Andromeda

in #busy5 years ago

The famous Andromeda Galaxy, known as M31 or NGC 224, is a giant spiral galaxy, the closest to us and visible to the naked eye, even though it is 2.5 million light years from Earth. It is part of the "Local Group of Galaxies", which contains two large spiral galaxies: Andromeda and the Milky Way.


Source Picture: Pixabay
The rest of the galaxies of the local group, about 30, are smaller; many of them are satellites of one of the largest.

Andromeda is the most studied galaxy, because it is possible to observe in it, from the outside, all the features of a galaxy: spiral structure, globular and open clusters, interstellar material, planetary nebulae, supernova remnants and the galactic nucleus.


Source Picture: Pixabay

These features are also found in the Milky Way, but it is not possible to observe them with such precision because we are immersed in it, and because most of our galaxy is hidden by interstellar dust.

It has been observed that Andromeda and the Milky Way are rapidly approaching each other at a speed of about 500,000 km/hour. This means that there would be a collision between the two in about 3,000 million years. If such a collision were to occur, it should not be understood as the collision between two solid bodies, but rather that galaxies would cross each other. As a result, part of the material of both would disperse and the rest would form a giant elliptical galaxy.

Andromeda has a calculated mass of approximately one and a half times the mass of the Milky Way, and is more than twice as bright as the Milky Way. It is visible to the naked eye and was observed by the Persian astronomer Abd-al-Rahman Al-Sufi who described and drew it in 964 A.D. in his "Book of Fixed Stars". It is known that it also appeared on a Dutch star map in the year 1500.

For a long time it was believed that the "Great Andromeda Nebula" was much closer. William Herschel believed, mistakenly of course, that its distance did not greatly exceed the distance to Sirius (17,000 light-years); he saw it as the nearest "island universe," similar to our Milky Way.

In 1917, Heber Curtis discovered twelve novae stars in Andromeda. Noting that these novas were 10 magnitudes weaker than the novas recorded in the Milky Way, he assumed that Andromeda was 500,000 light years away and that it and other similar objects, known at the time as spiral nebulae, were not nebulae but independent galaxies.
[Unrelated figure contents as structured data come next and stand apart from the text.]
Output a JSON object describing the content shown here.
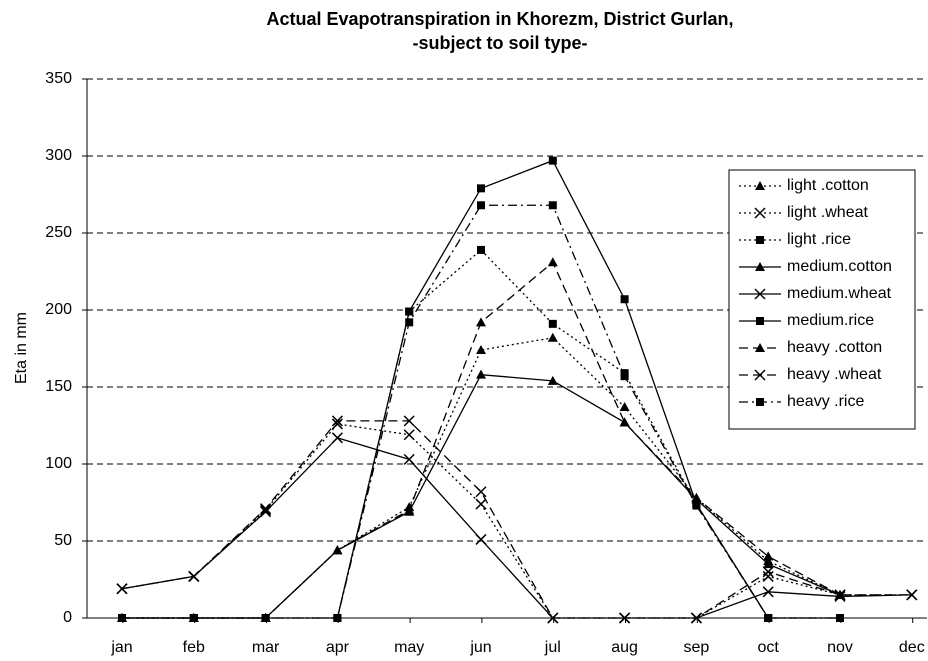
{
  "chart_data": {
    "type": "line",
    "title": "Actual Evapotranspiration in Khorezm, District Gurlan,",
    "subtitle": "-subject to soil type-",
    "y_label": "Eta in mm",
    "categories": [
      "jan",
      "feb",
      "mar",
      "apr",
      "may",
      "jun",
      "jul",
      "aug",
      "sep",
      "oct",
      "nov",
      "dec"
    ],
    "ylim": [
      0,
      350
    ],
    "yticks": [
      0,
      50,
      100,
      150,
      200,
      250,
      300,
      350
    ],
    "grid": true,
    "legend": "right",
    "series": [
      {
        "name": "light .cotton",
        "color": "#000000",
        "dash": "dotted",
        "marker": "triangle",
        "values": [
          0,
          0,
          0,
          44,
          72,
          174,
          182,
          137,
          78,
          37,
          15,
          null
        ]
      },
      {
        "name": "light .wheat",
        "color": "#000000",
        "dash": "dotted",
        "marker": "x",
        "values": [
          19,
          27,
          70,
          126,
          119,
          74,
          0,
          0,
          0,
          27,
          15,
          15
        ]
      },
      {
        "name": "light .rice",
        "color": "#000000",
        "dash": "dotted",
        "marker": "square",
        "values": [
          0,
          0,
          0,
          0,
          199,
          239,
          191,
          159,
          74,
          0,
          0,
          null
        ]
      },
      {
        "name": "medium.cotton",
        "color": "#000000",
        "dash": "solid",
        "marker": "triangle",
        "values": [
          0,
          0,
          0,
          44,
          69,
          158,
          154,
          127,
          77,
          35,
          15,
          null
        ]
      },
      {
        "name": "medium.wheat",
        "color": "#000000",
        "dash": "solid",
        "marker": "x",
        "values": [
          19,
          27,
          69,
          117,
          103,
          51,
          0,
          0,
          0,
          17,
          14,
          15
        ]
      },
      {
        "name": "medium.rice",
        "color": "#000000",
        "dash": "solid",
        "marker": "square",
        "values": [
          0,
          0,
          0,
          0,
          199,
          279,
          297,
          207,
          74,
          0,
          0,
          null
        ]
      },
      {
        "name": "heavy .cotton",
        "color": "#000000",
        "dash": "dashed",
        "marker": "triangle",
        "values": [
          0,
          0,
          0,
          44,
          70,
          192,
          231,
          127,
          78,
          40,
          15,
          null
        ]
      },
      {
        "name": "heavy .wheat",
        "color": "#000000",
        "dash": "dashed",
        "marker": "x",
        "values": [
          19,
          27,
          71,
          128,
          128,
          82,
          0,
          0,
          0,
          30,
          15,
          15
        ]
      },
      {
        "name": "heavy .rice",
        "color": "#000000",
        "dash": "dashdot",
        "marker": "square",
        "values": [
          0,
          0,
          0,
          0,
          192,
          268,
          268,
          157,
          73,
          0,
          0,
          null
        ]
      }
    ]
  }
}
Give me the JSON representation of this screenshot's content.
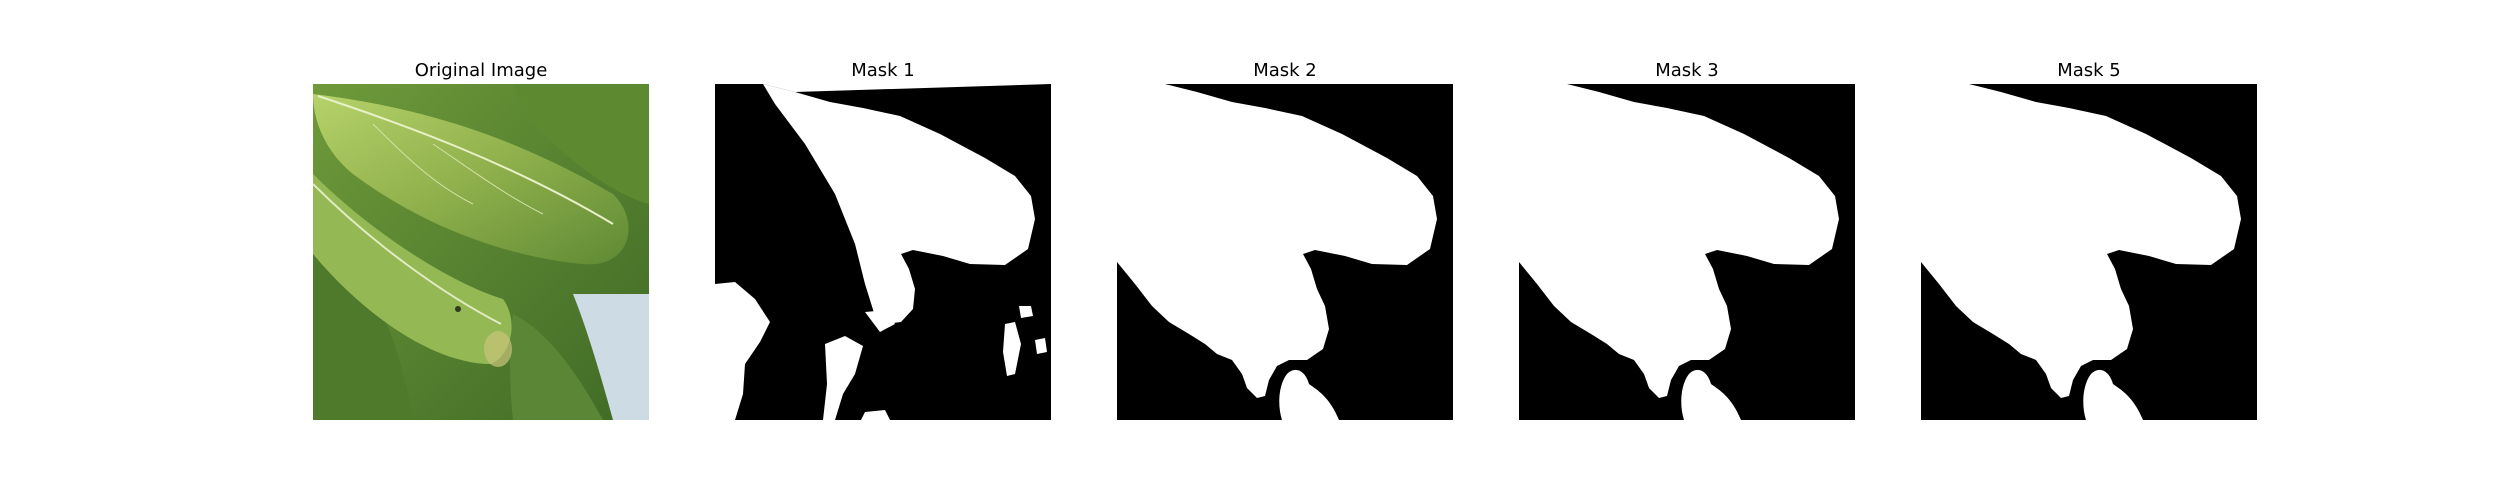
{
  "figure": {
    "panels": [
      {
        "title": "Original Image",
        "kind": "photo",
        "subject": "green leaves (bok choy)"
      },
      {
        "title": "Mask 1",
        "kind": "binary-mask"
      },
      {
        "title": "Mask 2",
        "kind": "binary-mask"
      },
      {
        "title": "Mask 3",
        "kind": "binary-mask"
      },
      {
        "title": "Mask 5",
        "kind": "binary-mask"
      }
    ]
  },
  "colors": {
    "mask_foreground": "#ffffff",
    "mask_background": "#000000",
    "leaf_light": "#a9c85c",
    "leaf_mid": "#7ea343",
    "leaf_dark": "#4f7a2c",
    "sky": "#cddbe4"
  }
}
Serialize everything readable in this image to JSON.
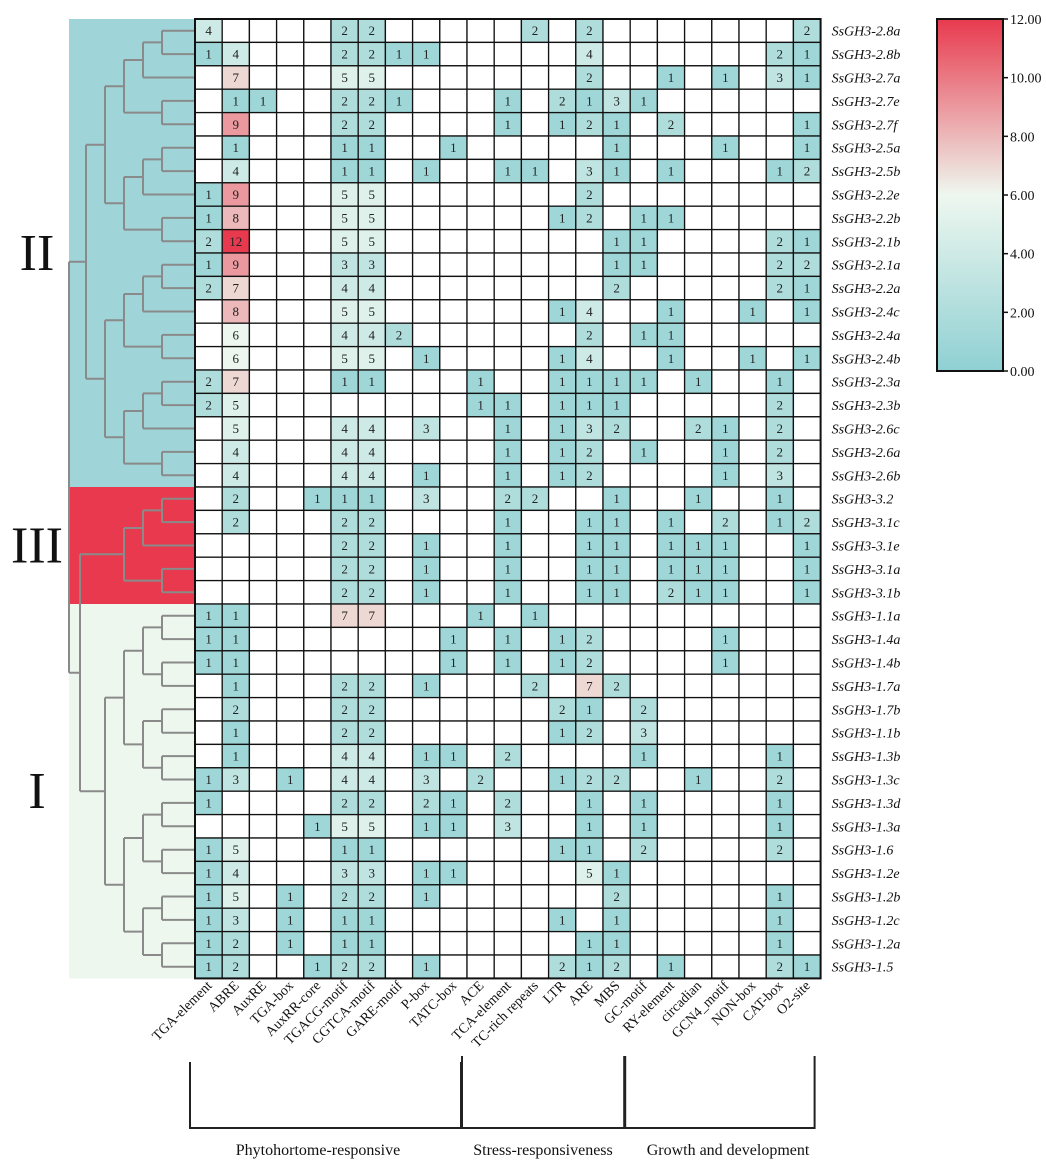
{
  "chart_data": {
    "type": "heatmap",
    "title": "",
    "columns": [
      "TGA-element",
      "ABRE",
      "AuxRE",
      "TGA-box",
      "AuxRR-core",
      "TGACG-motif",
      "CGTCA-motif",
      "GARE-motif",
      "P-box",
      "TATC-box",
      "ACE",
      "TCA-element",
      "TC-rich repeats",
      "LTR",
      "ARE",
      "MBS",
      "GC-motif",
      "RY-element",
      "circadian",
      "GCN4_motif",
      "NON-box",
      "CAT-box",
      "O2-site"
    ],
    "rows": [
      "SsGH3-2.8a",
      "SsGH3-2.8b",
      "SsGH3-2.7a",
      "SsGH3-2.7e",
      "SsGH3-2.7f",
      "SsGH3-2.5a",
      "SsGH3-2.5b",
      "SsGH3-2.2e",
      "SsGH3-2.2b",
      "SsGH3-2.1b",
      "SsGH3-2.1a",
      "SsGH3-2.2a",
      "SsGH3-2.4c",
      "SsGH3-2.4a",
      "SsGH3-2.4b",
      "SsGH3-2.3a",
      "SsGH3-2.3b",
      "SsGH3-2.6c",
      "SsGH3-2.6a",
      "SsGH3-2.6b",
      "SsGH3-3.2",
      "SsGH3-3.1c",
      "SsGH3-3.1e",
      "SsGH3-3.1a",
      "SsGH3-3.1b",
      "SsGH3-1.1a",
      "SsGH3-1.4a",
      "SsGH3-1.4b",
      "SsGH3-1.7a",
      "SsGH3-1.7b",
      "SsGH3-1.1b",
      "SsGH3-1.3b",
      "SsGH3-1.3c",
      "SsGH3-1.3d",
      "SsGH3-1.3a",
      "SsGH3-1.6",
      "SsGH3-1.2e",
      "SsGH3-1.2b",
      "SsGH3-1.2c",
      "SsGH3-1.2a",
      "SsGH3-1.5"
    ],
    "values": [
      [
        4,
        0,
        0,
        0,
        0,
        2,
        2,
        0,
        0,
        0,
        0,
        0,
        2,
        0,
        2,
        0,
        0,
        0,
        0,
        0,
        0,
        0,
        2
      ],
      [
        1,
        4,
        0,
        0,
        0,
        2,
        2,
        1,
        1,
        0,
        0,
        0,
        0,
        0,
        4,
        0,
        0,
        0,
        0,
        0,
        0,
        2,
        1
      ],
      [
        0,
        7,
        0,
        0,
        0,
        5,
        5,
        0,
        0,
        0,
        0,
        0,
        0,
        0,
        2,
        0,
        0,
        1,
        0,
        1,
        0,
        3,
        1
      ],
      [
        0,
        1,
        1,
        0,
        0,
        2,
        2,
        1,
        0,
        0,
        0,
        1,
        0,
        2,
        1,
        3,
        1,
        0,
        0,
        0,
        0,
        0,
        0
      ],
      [
        0,
        9,
        0,
        0,
        0,
        2,
        2,
        0,
        0,
        0,
        0,
        1,
        0,
        1,
        2,
        1,
        0,
        2,
        0,
        0,
        0,
        0,
        1
      ],
      [
        0,
        1,
        0,
        0,
        0,
        1,
        1,
        0,
        0,
        1,
        0,
        0,
        0,
        0,
        0,
        1,
        0,
        0,
        0,
        1,
        0,
        0,
        1
      ],
      [
        0,
        4,
        0,
        0,
        0,
        1,
        1,
        0,
        1,
        0,
        0,
        1,
        1,
        0,
        3,
        1,
        0,
        1,
        0,
        0,
        0,
        1,
        2
      ],
      [
        1,
        9,
        0,
        0,
        0,
        5,
        5,
        0,
        0,
        0,
        0,
        0,
        0,
        0,
        2,
        0,
        0,
        0,
        0,
        0,
        0,
        0,
        0
      ],
      [
        1,
        8,
        0,
        0,
        0,
        5,
        5,
        0,
        0,
        0,
        0,
        0,
        0,
        1,
        2,
        0,
        1,
        1,
        0,
        0,
        0,
        0,
        0
      ],
      [
        2,
        12,
        0,
        0,
        0,
        5,
        5,
        0,
        0,
        0,
        0,
        0,
        0,
        0,
        0,
        1,
        1,
        0,
        0,
        0,
        0,
        2,
        1
      ],
      [
        1,
        9,
        0,
        0,
        0,
        3,
        3,
        0,
        0,
        0,
        0,
        0,
        0,
        0,
        0,
        1,
        1,
        0,
        0,
        0,
        0,
        2,
        2
      ],
      [
        2,
        7,
        0,
        0,
        0,
        4,
        4,
        0,
        0,
        0,
        0,
        0,
        0,
        0,
        0,
        2,
        0,
        0,
        0,
        0,
        0,
        2,
        1
      ],
      [
        0,
        8,
        0,
        0,
        0,
        5,
        5,
        0,
        0,
        0,
        0,
        0,
        0,
        1,
        4,
        0,
        0,
        1,
        0,
        0,
        1,
        0,
        1
      ],
      [
        0,
        6,
        0,
        0,
        0,
        4,
        4,
        2,
        0,
        0,
        0,
        0,
        0,
        0,
        2,
        0,
        1,
        1,
        0,
        0,
        0,
        0,
        0
      ],
      [
        0,
        6,
        0,
        0,
        0,
        5,
        5,
        0,
        1,
        0,
        0,
        0,
        0,
        1,
        4,
        0,
        0,
        1,
        0,
        0,
        1,
        0,
        1
      ],
      [
        2,
        7,
        0,
        0,
        0,
        1,
        1,
        0,
        0,
        0,
        1,
        0,
        0,
        1,
        1,
        1,
        1,
        0,
        1,
        0,
        0,
        1,
        0
      ],
      [
        2,
        5,
        0,
        0,
        0,
        0,
        0,
        0,
        0,
        0,
        1,
        1,
        0,
        1,
        1,
        1,
        0,
        0,
        0,
        0,
        0,
        2,
        0
      ],
      [
        0,
        5,
        0,
        0,
        0,
        4,
        4,
        0,
        3,
        0,
        0,
        1,
        0,
        1,
        3,
        2,
        0,
        0,
        2,
        1,
        0,
        2,
        0
      ],
      [
        0,
        4,
        0,
        0,
        0,
        4,
        4,
        0,
        0,
        0,
        0,
        1,
        0,
        1,
        2,
        0,
        1,
        0,
        0,
        1,
        0,
        2,
        0
      ],
      [
        0,
        4,
        0,
        0,
        0,
        4,
        4,
        0,
        1,
        0,
        0,
        1,
        0,
        1,
        2,
        0,
        0,
        0,
        0,
        1,
        0,
        3,
        0
      ],
      [
        0,
        2,
        0,
        0,
        1,
        1,
        1,
        0,
        3,
        0,
        0,
        2,
        2,
        0,
        0,
        1,
        0,
        0,
        1,
        0,
        0,
        1,
        0
      ],
      [
        0,
        2,
        0,
        0,
        0,
        2,
        2,
        0,
        0,
        0,
        0,
        1,
        0,
        0,
        1,
        1,
        0,
        1,
        0,
        2,
        0,
        1,
        2
      ],
      [
        0,
        0,
        0,
        0,
        0,
        2,
        2,
        0,
        1,
        0,
        0,
        1,
        0,
        0,
        1,
        1,
        0,
        1,
        1,
        1,
        0,
        0,
        1
      ],
      [
        0,
        0,
        0,
        0,
        0,
        2,
        2,
        0,
        1,
        0,
        0,
        1,
        0,
        0,
        1,
        1,
        0,
        1,
        1,
        1,
        0,
        0,
        1
      ],
      [
        0,
        0,
        0,
        0,
        0,
        2,
        2,
        0,
        1,
        0,
        0,
        1,
        0,
        0,
        1,
        1,
        0,
        2,
        1,
        1,
        0,
        0,
        1
      ],
      [
        1,
        1,
        0,
        0,
        0,
        7,
        7,
        0,
        0,
        0,
        1,
        0,
        1,
        0,
        0,
        0,
        0,
        0,
        0,
        0,
        0,
        0,
        0
      ],
      [
        1,
        1,
        0,
        0,
        0,
        0,
        0,
        0,
        0,
        1,
        0,
        1,
        0,
        1,
        2,
        0,
        0,
        0,
        0,
        1,
        0,
        0,
        0
      ],
      [
        1,
        1,
        0,
        0,
        0,
        0,
        0,
        0,
        0,
        1,
        0,
        1,
        0,
        1,
        2,
        0,
        0,
        0,
        0,
        1,
        0,
        0,
        0
      ],
      [
        0,
        1,
        0,
        0,
        0,
        2,
        2,
        0,
        1,
        0,
        0,
        0,
        2,
        0,
        7,
        2,
        0,
        0,
        0,
        0,
        0,
        0,
        0
      ],
      [
        0,
        2,
        0,
        0,
        0,
        2,
        2,
        0,
        0,
        0,
        0,
        0,
        0,
        2,
        1,
        0,
        2,
        0,
        0,
        0,
        0,
        0,
        0
      ],
      [
        0,
        1,
        0,
        0,
        0,
        2,
        2,
        0,
        0,
        0,
        0,
        0,
        0,
        1,
        2,
        0,
        3,
        0,
        0,
        0,
        0,
        0,
        0
      ],
      [
        0,
        1,
        0,
        0,
        0,
        4,
        4,
        0,
        1,
        1,
        0,
        2,
        0,
        0,
        0,
        0,
        1,
        0,
        0,
        0,
        0,
        1,
        0
      ],
      [
        1,
        3,
        0,
        1,
        0,
        4,
        4,
        0,
        3,
        0,
        2,
        0,
        0,
        1,
        2,
        2,
        0,
        0,
        1,
        0,
        0,
        2,
        0
      ],
      [
        1,
        0,
        0,
        0,
        0,
        2,
        2,
        0,
        2,
        1,
        0,
        2,
        0,
        0,
        1,
        0,
        1,
        0,
        0,
        0,
        0,
        1,
        0
      ],
      [
        0,
        0,
        0,
        0,
        1,
        5,
        5,
        0,
        1,
        1,
        0,
        3,
        0,
        0,
        1,
        0,
        1,
        0,
        0,
        0,
        0,
        1,
        0
      ],
      [
        1,
        5,
        0,
        0,
        0,
        1,
        1,
        0,
        0,
        0,
        0,
        0,
        0,
        1,
        1,
        0,
        2,
        0,
        0,
        0,
        0,
        2,
        0
      ],
      [
        1,
        4,
        0,
        0,
        0,
        3,
        3,
        0,
        1,
        1,
        0,
        0,
        0,
        0,
        5,
        1,
        0,
        0,
        0,
        0,
        0,
        0,
        0
      ],
      [
        1,
        5,
        0,
        1,
        0,
        2,
        2,
        0,
        1,
        0,
        0,
        0,
        0,
        0,
        0,
        2,
        0,
        0,
        0,
        0,
        0,
        1,
        0
      ],
      [
        1,
        3,
        0,
        1,
        0,
        1,
        1,
        0,
        0,
        0,
        0,
        0,
        0,
        1,
        0,
        1,
        0,
        0,
        0,
        0,
        0,
        1,
        0
      ],
      [
        1,
        2,
        0,
        1,
        0,
        1,
        1,
        0,
        0,
        0,
        0,
        0,
        0,
        0,
        1,
        1,
        0,
        0,
        0,
        0,
        0,
        1,
        0
      ],
      [
        1,
        2,
        0,
        0,
        1,
        2,
        2,
        0,
        1,
        0,
        0,
        0,
        0,
        2,
        1,
        2,
        0,
        1,
        0,
        0,
        0,
        2,
        1
      ]
    ],
    "color_scale": {
      "min": 0,
      "max": 12,
      "ticks": [
        "12.00",
        "10.00",
        "8.00",
        "6.00",
        "4.00",
        "2.00",
        "0.00"
      ],
      "stops": [
        {
          "value": 0,
          "color": "#8fd0d3"
        },
        {
          "value": 6,
          "color": "#eef7ef"
        },
        {
          "value": 12,
          "color": "#e83a4e"
        }
      ],
      "zero_color": "#ffffff"
    },
    "clades": [
      {
        "label": "II",
        "start_row": 0,
        "end_row": 19,
        "color": "#9fd5d8"
      },
      {
        "label": "III",
        "start_row": 20,
        "end_row": 24,
        "color": "#e8394f"
      },
      {
        "label": "I",
        "start_row": 25,
        "end_row": 40,
        "color": "#eef7ee"
      }
    ],
    "column_groups": [
      {
        "label": "Phytohortome-responsive",
        "start_col": 0,
        "end_col": 9
      },
      {
        "label": "Stress-responsiveness",
        "start_col": 10,
        "end_col": 15
      },
      {
        "label": "Growth and development",
        "start_col": 16,
        "end_col": 22
      }
    ]
  }
}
In 1920 Curtis and Harlow Shapley starred in a heated debate. Shapley argued that Andromeda was actually a nearby nebula.

However, in 1925 Edwin Hubble found cepheid stars in photographs of Andromeda. This finding made it clear that such objects are actually galaxies more or less like ours, only at great distances, so that the Andromeda Nebula (a name still found in ancient texts) became definitely known as the Andromeda Galaxy. In 1929, Hubble published his famous study of the Andromeda Nebula as an extragalactic star system, i.e. it is outside our galaxy.

In 1943 Walter Baade was the first to discern stars within the central region of the Andromeda galaxy, and he also demonstrated that there were two types of cepheids, which meant doubling their distance to a value already very close to that currently accepted.

Recent observations from the Spitzer space telescope revealed that Andromeda contains one billion stars, exceeding by ten times the number of stars in our galaxy, the Milky Way.

The Hubble Space Telescope has revealed that the Andromeda M 31 galaxy has a double core. This suggests that either it actually has two bright nuclei, probably because it has "eaten" a smaller galaxy that was once introduced to its center, or that parts of its only nucleus are obscured by dark material.

The Andromeda Galaxy can be seen with the naked eye in a dark sky from places far away from sources of light pollution.

A night similar to the one seen in the figure on the right, but a little later and when the moon is gone. As dark as possible.

To the naked eye it seems quite small, as the eye can only pick up the central part which is bright enough. But the full angular diameter of the galaxy is actually seven times that of the full moon as seen from the earth.

If you have binoculars or a telescope with a few magnifications, you can see not only its central region but also the rest of the galaxy.

With a small telescope and in good dark conditions, it is even possible to distinguish its two closest satellite galaxies (M32 and M110).